- MSC will purchase 86 exhaust gas cleaning systems, more commonly known as scrubbers, to help reduce sulfur emissions from ship engines.
- The company has secured a $439 million loan to help pay for the hardware, according to Watson Farley & Williams, the law firm that advised the bank that coordinated the financing.
- The scrubbers are part of MSC's plan for complying with new sulfur regulations taking effect in 2020. In September, the company said it would also evaluate its trade routes to ensure it is optimizing its energy efficiency, and introduce a fuel surcharge to help cover the cost of compliance.
The new regulations from the International Maritime Organization (IMO) require ships to cut their sulfur emissions from 3.5% mass by mass to .5% and Outfitting ships with scrubbers is just one option.
The alternatives to scrubbers for carriers are either using low-sulfur fuel or liquefied natural gas. Experts expect most carriers to switch to low-sulfur fuels, although they will "significantly increase fuel costs for shippers," according to McKinsey and Company. An estimate cited by Maersk puts this cost increase at between $5 billion and $30 billion per year.
This cost is why some will look for other options, like the scrubbers purchased by MSC. The regulations prohibit ships from even buying fuel with a sulfur content greater than .5% unless they are outfitted with scrubbers, according to Maersk.
MSC confirmed the loan announcement to Supply Chain Dive, but declined to expand on how the installation of scrubbers could affect shipping time, how long the retrofit will take, and why it decided to go this route over other options available.
"Installing scrubbers would allow shippers to continue to burn high-sulfur fuel oil (HSFO), though it comes at a high conversion cost both from the capital expense of the scrubber equipment and the lost time in service while the ship is in dry dock," McKinsey and Company wrote.

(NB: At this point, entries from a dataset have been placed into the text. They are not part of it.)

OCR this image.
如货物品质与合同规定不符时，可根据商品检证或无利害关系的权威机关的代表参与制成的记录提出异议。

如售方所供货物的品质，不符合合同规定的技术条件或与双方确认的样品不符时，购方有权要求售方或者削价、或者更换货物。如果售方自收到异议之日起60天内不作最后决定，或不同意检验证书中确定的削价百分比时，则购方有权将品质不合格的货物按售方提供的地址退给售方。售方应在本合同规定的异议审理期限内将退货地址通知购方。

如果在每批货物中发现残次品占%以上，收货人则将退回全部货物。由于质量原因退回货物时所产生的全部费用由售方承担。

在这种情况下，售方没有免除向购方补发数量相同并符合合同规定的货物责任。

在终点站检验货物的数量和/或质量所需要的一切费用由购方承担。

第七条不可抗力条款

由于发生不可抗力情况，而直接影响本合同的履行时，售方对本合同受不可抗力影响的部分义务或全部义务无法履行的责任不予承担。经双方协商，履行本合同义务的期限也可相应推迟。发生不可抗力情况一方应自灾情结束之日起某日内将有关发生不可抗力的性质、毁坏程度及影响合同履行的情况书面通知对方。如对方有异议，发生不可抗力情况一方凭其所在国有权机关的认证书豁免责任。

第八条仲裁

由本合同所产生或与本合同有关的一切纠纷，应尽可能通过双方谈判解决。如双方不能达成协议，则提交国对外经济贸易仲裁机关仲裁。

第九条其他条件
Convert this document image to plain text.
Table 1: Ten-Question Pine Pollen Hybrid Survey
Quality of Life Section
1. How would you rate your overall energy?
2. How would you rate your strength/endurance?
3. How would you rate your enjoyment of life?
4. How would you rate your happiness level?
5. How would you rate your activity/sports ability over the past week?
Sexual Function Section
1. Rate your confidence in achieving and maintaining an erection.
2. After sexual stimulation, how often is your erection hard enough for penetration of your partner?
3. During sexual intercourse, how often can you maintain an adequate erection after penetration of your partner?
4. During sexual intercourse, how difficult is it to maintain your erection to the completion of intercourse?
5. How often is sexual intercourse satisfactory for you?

MSC is not the only carrier to announce new fees to help cover the costs associated with IMO. Maersk announced changes to its fuel adjustment surcharge last year, saying it "will have to invest in compliant fuels, LNG [liquefied natural gas] or scrubber technology." CMA CGM, Hapag-Lloyd and ONE have also changed the way they plan to recover fuel cost as a result of the IMO 2020 rules.